Simulations of AF2 predictions show that human TMC1 and CIB2 complexes form cation channels.

(A) Left: AF2 model of the dimeric hs TMC1 + hs CIB2 complex. Right: A complete simulation system of hs TMC1 in complex with hs CIB2-Ca2+ is shown in surface representation. hs TMC1 is shown in light (monomer A) and dark (monomer B) purple, hs CIB2 in light sea green, water in transparent light blue, lipid membrane in gray lines, and K+ and Cl- ions are shown as pink and green spheres, respectively. (B) The hs TMC1-NT domain explores diverse conformational space in the absence of CIB during equilibrium simulations (S3a). (C) Salt bridges K124:D14 and K112:E80 remain throughout equilibrium simulations. (D) Snapshot of amphipathic helix α0 inserting into the lipid bilayer (S4c). (E) Number of K+ crossings as a function of time for pores A and B of hs TMC1, hs TMC1 + hs CIB2 + Ca2+, and hs TMC1 + hs CIB2 in a POPC bilayer at −0.5 V, −0.25 V, and −0.125 V. Insets show top views of pore region with TMC1 (dark purple) and lipids (light gray) in surface representation (protein and lipids partially excluded for clarity).
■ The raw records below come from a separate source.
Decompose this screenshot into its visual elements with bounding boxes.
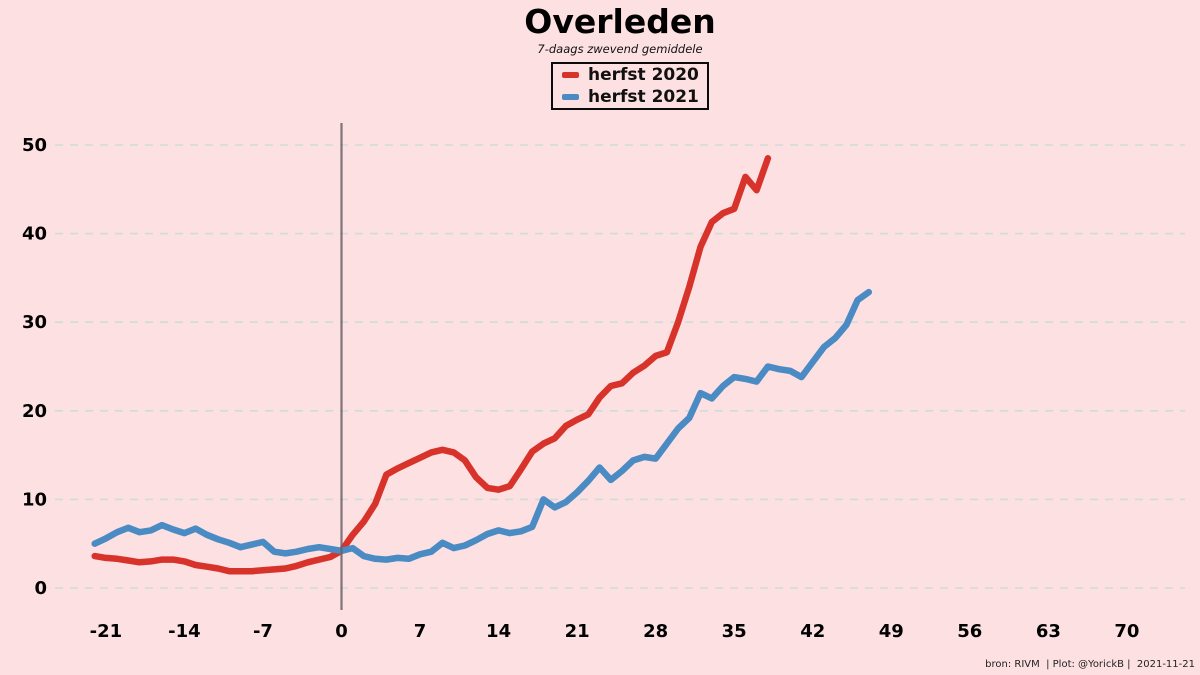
- svg-text:7: 7: [414, 621, 427, 642]
- legend-swatch-herfst-2020: [562, 72, 579, 78]
- legend-item: herfst 2021: [562, 87, 707, 108]
- svg-text:-7: -7: [253, 621, 273, 642]
- herfst-2020-line: [91, 155, 772, 575]
- legend-label: herfst 2021: [588, 86, 699, 107]
- footer-credit: bron: RIVM | Plot: @YorickB | 2021-11-21: [985, 659, 1195, 670]
- chart-subtitle: 7-daags zwevend gemiddele: [537, 42, 703, 56]
- legend-item: herfst 2020: [562, 65, 707, 86]
- svg-text:40: 40: [22, 224, 47, 245]
- svg-text:0: 0: [335, 621, 348, 642]
- gridlines: [55, 144, 1185, 589]
- svg-text:42: 42: [800, 621, 825, 642]
- svg-text:14: 14: [486, 621, 511, 642]
- x-axis-labels: -21 -14 -7 0 7 14 21 28 35 42 49 56 63 70: [90, 621, 1140, 642]
- legend: herfst 2020 herfst 2021: [551, 62, 709, 110]
- svg-text:-21: -21: [90, 621, 123, 642]
- svg-text:70: 70: [1114, 621, 1139, 642]
- legend-swatch-herfst-2021: [562, 94, 579, 100]
- svg-text:56: 56: [957, 621, 982, 642]
- legend-label: herfst 2020: [588, 64, 699, 85]
- svg-text:30: 30: [22, 312, 47, 333]
- svg-text:-14: -14: [168, 621, 201, 642]
- herfst-2021-line: [91, 288, 873, 563]
- svg-text:50: 50: [22, 135, 47, 156]
- svg-text:21: 21: [565, 621, 590, 642]
- series-lines: [91, 155, 873, 575]
- svg-text:63: 63: [1036, 621, 1061, 642]
- svg-text:28: 28: [643, 621, 668, 642]
- svg-text:0: 0: [34, 578, 47, 599]
- svg-text:10: 10: [22, 489, 47, 510]
- y-axis-labels: 0 10 20 30 40 50: [22, 135, 47, 599]
- svg-text:35: 35: [722, 621, 747, 642]
- svg-text:20: 20: [22, 401, 47, 422]
- chart-title: Overleden: [524, 2, 716, 41]
- svg-text:49: 49: [879, 621, 904, 642]
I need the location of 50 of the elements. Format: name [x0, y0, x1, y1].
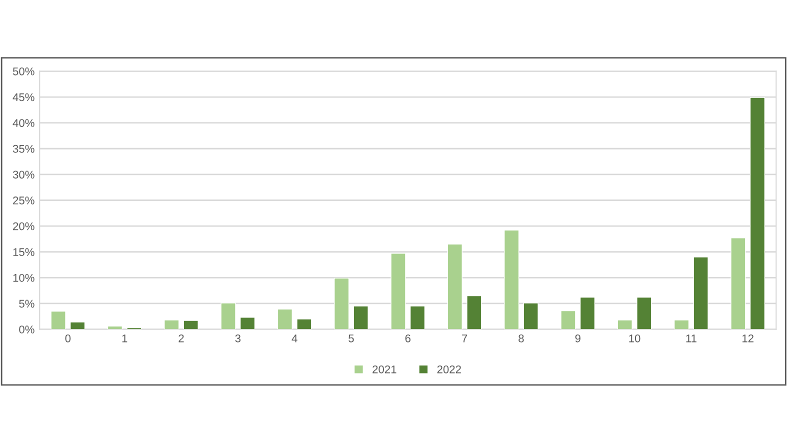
- bar: [410, 306, 426, 330]
- y-tick-label: 10%: [13, 274, 34, 282]
- y-tick-label: 0%: [19, 326, 34, 334]
- bar: [70, 322, 86, 330]
- bar: [504, 230, 520, 330]
- x-tick-label: 1: [122, 334, 128, 342]
- x-tick-label: 8: [518, 334, 524, 342]
- bar: [617, 320, 632, 330]
- bar: [164, 320, 180, 330]
- y-tick-label: 20%: [13, 222, 34, 230]
- x-tick-label: 0: [65, 334, 71, 342]
- x-tick-label: 12: [742, 334, 754, 342]
- x-tick-label: 3: [235, 334, 241, 342]
- bar: [447, 244, 462, 330]
- y-tick-label: 15%: [13, 248, 34, 256]
- x-tick-label: 6: [405, 334, 410, 342]
- x-tick-label: 10: [629, 334, 640, 342]
- x-tick-label: 2: [178, 334, 184, 342]
- bar: [523, 302, 538, 330]
- bar: [560, 310, 576, 330]
- bar: [353, 306, 368, 330]
- legend-label: 2022: [437, 365, 461, 374]
- x-tick-label: 11: [686, 334, 696, 342]
- x-tick-label: 4: [292, 334, 298, 342]
- bar: [466, 295, 482, 330]
- y-tick-label: 40%: [12, 119, 34, 127]
- bar: [183, 320, 198, 330]
- bar: [390, 253, 406, 330]
- y-tick-label: 35%: [12, 144, 34, 153]
- y-tick-label: 25%: [13, 196, 34, 204]
- bar: [240, 317, 256, 330]
- x-tick-label: 9: [575, 334, 580, 342]
- bar: [277, 308, 293, 330]
- bar: [220, 302, 236, 330]
- bar: [580, 296, 596, 330]
- bar: [730, 238, 746, 330]
- x-tick-label: 5: [348, 334, 354, 342]
- legend-label: 2021: [372, 365, 396, 374]
- bar: [674, 320, 690, 330]
- bar: [50, 310, 66, 330]
- x-tick-label: 7: [462, 334, 468, 342]
- bar: [334, 278, 350, 330]
- y-tick-label: 30%: [12, 170, 34, 179]
- bar: [636, 296, 652, 330]
- y-tick-label: 5%: [19, 300, 34, 308]
- y-tick-label: 50%: [12, 67, 34, 76]
- bar: [296, 318, 312, 330]
- bar: [693, 256, 708, 330]
- y-tick-label: 45%: [12, 93, 34, 102]
- bar: [750, 97, 766, 330]
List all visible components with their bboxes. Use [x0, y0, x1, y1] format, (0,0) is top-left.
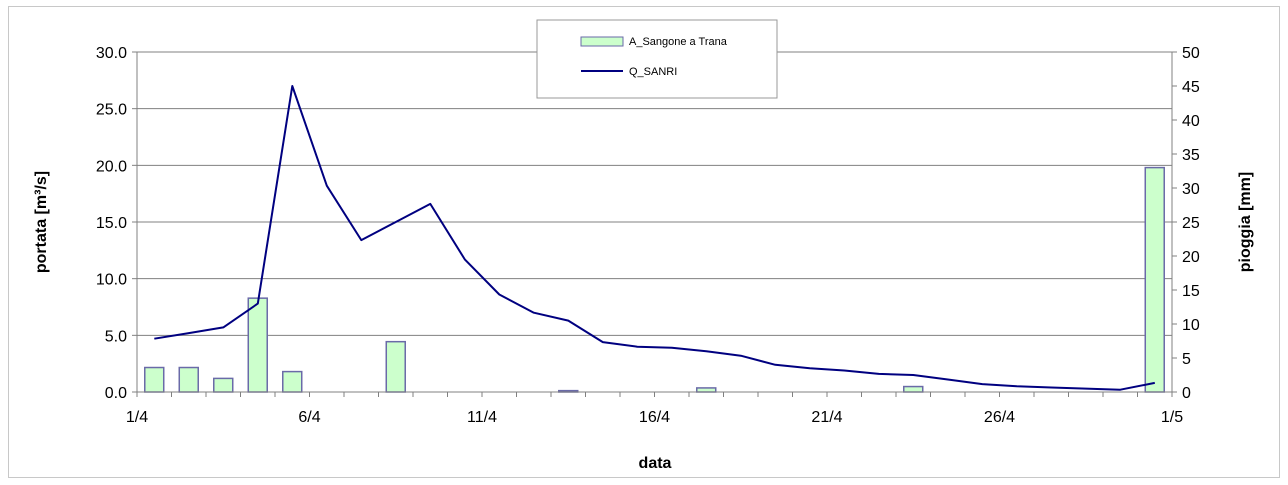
- x-tick-label: 11/4: [467, 409, 497, 426]
- y-left-tick-label: 20.0: [96, 158, 127, 175]
- y-right-title: pioggia [mm]: [1237, 172, 1254, 272]
- rain-bar: [1144, 166, 1165, 393]
- x-tick-label: 21/4: [811, 409, 842, 426]
- legend-label-line: Q_SANRI: [629, 66, 677, 78]
- rain-bar: [247, 297, 268, 393]
- legend: A_Sangone a Trana Q_SANRI: [536, 19, 778, 99]
- y-right-tick-label: 15: [1182, 283, 1200, 300]
- rain-bar: [903, 385, 924, 393]
- gridlines: [137, 51, 1172, 336]
- y-right-tick-label: 50: [1182, 45, 1200, 62]
- y-left-tick-label: 15.0: [96, 215, 127, 232]
- rain-bar: [178, 366, 199, 393]
- x-axis-title: data: [639, 455, 672, 472]
- y-left-title: portata [m³/s]: [33, 171, 50, 273]
- rain-bar: [213, 377, 234, 393]
- y-right-tick-label: 5: [1182, 351, 1191, 368]
- y-left-tick-label: 30.0: [96, 45, 127, 62]
- chart-frame: [8, 6, 1280, 478]
- y-right-tick-label: 40: [1182, 113, 1200, 130]
- y-right-tick-label: 10: [1182, 317, 1200, 334]
- line-series: [154, 85, 1155, 391]
- y-right-tick-label: 45: [1182, 79, 1200, 96]
- y-right-tick-label: 35: [1182, 147, 1200, 164]
- x-axis-ticks: 1/4 6/4 11/4 16/4 21/4 26/4 1/5: [126, 392, 1183, 426]
- y-left-tick-label: 10.0: [96, 272, 127, 289]
- x-tick-label: 1/5: [1161, 409, 1183, 426]
- flow-line: [154, 85, 1155, 391]
- legend-label-bar: A_Sangone a Trana: [629, 36, 728, 48]
- x-tick-label: 1/4: [126, 409, 148, 426]
- rain-bar: [144, 366, 165, 393]
- legend-swatch-bar: [580, 36, 624, 47]
- x-tick-label: 26/4: [984, 409, 1015, 426]
- y-right-tick-label: 0: [1182, 385, 1191, 402]
- y-right-tick-label: 25: [1182, 215, 1200, 232]
- bar-series: [144, 166, 1165, 393]
- y-right-tick-label: 30: [1182, 181, 1200, 198]
- y-left-tick-label: 5.0: [105, 328, 127, 345]
- rain-bar: [696, 387, 717, 393]
- rain-bar: [385, 340, 406, 393]
- legend-box: [536, 19, 778, 99]
- x-tick-label: 16/4: [639, 409, 670, 426]
- left-axis-ticks: 0.0 5.0 10.0 15.0 20.0 25.0 30.0: [96, 45, 137, 402]
- right-axis-ticks: 0 5 10 15 20 25 30 35 40 45 50: [1172, 45, 1200, 402]
- y-left-tick-label: 25.0: [96, 102, 127, 119]
- y-right-tick-label: 20: [1182, 249, 1200, 266]
- rain-bar: [282, 370, 303, 393]
- y-left-tick-label: 0.0: [105, 385, 127, 402]
- x-tick-label: 6/4: [298, 409, 320, 426]
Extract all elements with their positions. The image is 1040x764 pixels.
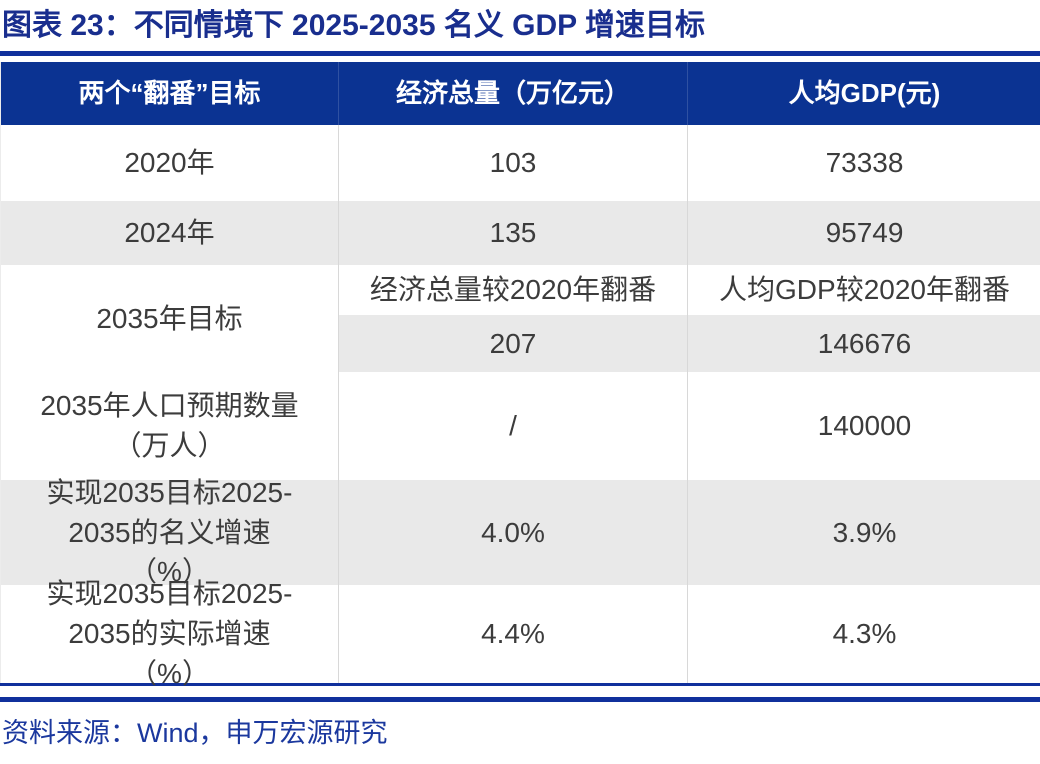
- report-figure: 图表 23：不同情境下 2025-2035 名义 GDP 增速目标 两个“翻番”…: [0, 6, 1040, 764]
- row-2020-label: 2020年: [1, 125, 338, 201]
- table-bottom-rule-thick: [0, 697, 1040, 702]
- cell-2020-percapita: 73338: [687, 125, 1040, 201]
- cell-2024-total: 135: [338, 201, 687, 265]
- title-rule: [0, 51, 1040, 56]
- source-note: 资料来源：Wind，申万宏源研究: [2, 718, 388, 748]
- gdp-target-table: 两个“翻番”目标 经济总量（万亿元） 人均GDP(元) 2020年 103 73…: [0, 62, 1040, 689]
- header-cell-total-economy: 经济总量（万亿元）: [338, 62, 687, 125]
- header-cell-doubling-target: 两个“翻番”目标: [1, 62, 338, 125]
- cell-2035-percapita-value: 146676: [687, 315, 1040, 372]
- cell-real-growth-total: 4.4%: [338, 585, 687, 683]
- header-cell-per-capita-gdp: 人均GDP(元): [687, 62, 1040, 125]
- cell-2020-total: 103: [338, 125, 687, 201]
- table-bottom-rule-thin: [0, 683, 1040, 686]
- row-nominal-growth-label: 实现2035目标2025-2035的名义增速（%）: [1, 477, 338, 587]
- row-2035-population-label: 2035年人口预期数量（万人）: [1, 372, 338, 480]
- cell-real-growth-percapita: 4.3%: [687, 585, 1040, 683]
- cell-nominal-growth-percapita: 3.9%: [687, 480, 1040, 585]
- cell-2035-population-value: 140000: [687, 372, 1040, 480]
- cell-2035-total-doubling-text: 经济总量较2020年翻番: [338, 265, 687, 315]
- cell-nominal-growth-total: 4.0%: [338, 480, 687, 585]
- row-2035-target-label: 2035年目标: [1, 265, 338, 372]
- cell-2024-percapita: 95749: [687, 201, 1040, 265]
- cell-2035-total-value: 207: [338, 315, 687, 372]
- figure-title: 图表 23：不同情境下 2025-2035 名义 GDP 增速目标: [2, 9, 705, 42]
- cell-2035-population-total: /: [338, 372, 687, 480]
- row-2024-label: 2024年: [1, 201, 338, 265]
- cell-2035-percapita-doubling-text: 人均GDP较2020年翻番: [687, 265, 1040, 315]
- row-real-growth-label: 实现2035目标2025-2035的实际增速（%）: [1, 578, 338, 689]
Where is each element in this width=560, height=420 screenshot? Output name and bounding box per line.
Representative images of K+ permeating the pore region between α4 and α6 of hs TMC1 are shown with protein in surface representation and ions as pink spheres. Conductance values calculated for K+ crossings. The online version of this article includes source data and the following figure supplement(s) for Figure 8. Figure supplement 1. Stability of TMC/CIB complexes, monomers, and subdomains. Figure supplement 2. BSA in hs TMC1/2 and hs CIB2/3 complexes. Figure supplement 3. Number of K+ crossings as a function of time for pores A and B of hs TMC1 and hs TMC2. Figure supplement 4. Conduction events in long timescale simulations and summary of predicted conductance values. Figure supplement 5. Possible combinations of TMC1, TMC2, CIB2, and CIB3 complexes. Figure 8video 1. Side view of the hs TMC1 channel pore during a trajectory at −0.5 V (monomer B). K+ (pink) are seen permeating the pore from one side (S1b); hs TMC1 (monomer B) is shown in dark purple and hs CIB2 is shown in light sea green. Water molecules, lipids, hs TMC1 (monomer A), and protein side chains were omitted for clarity. Figure 8table supplement 1. Summary of simulations. Figure 8–table supplement 2. Ion conduction.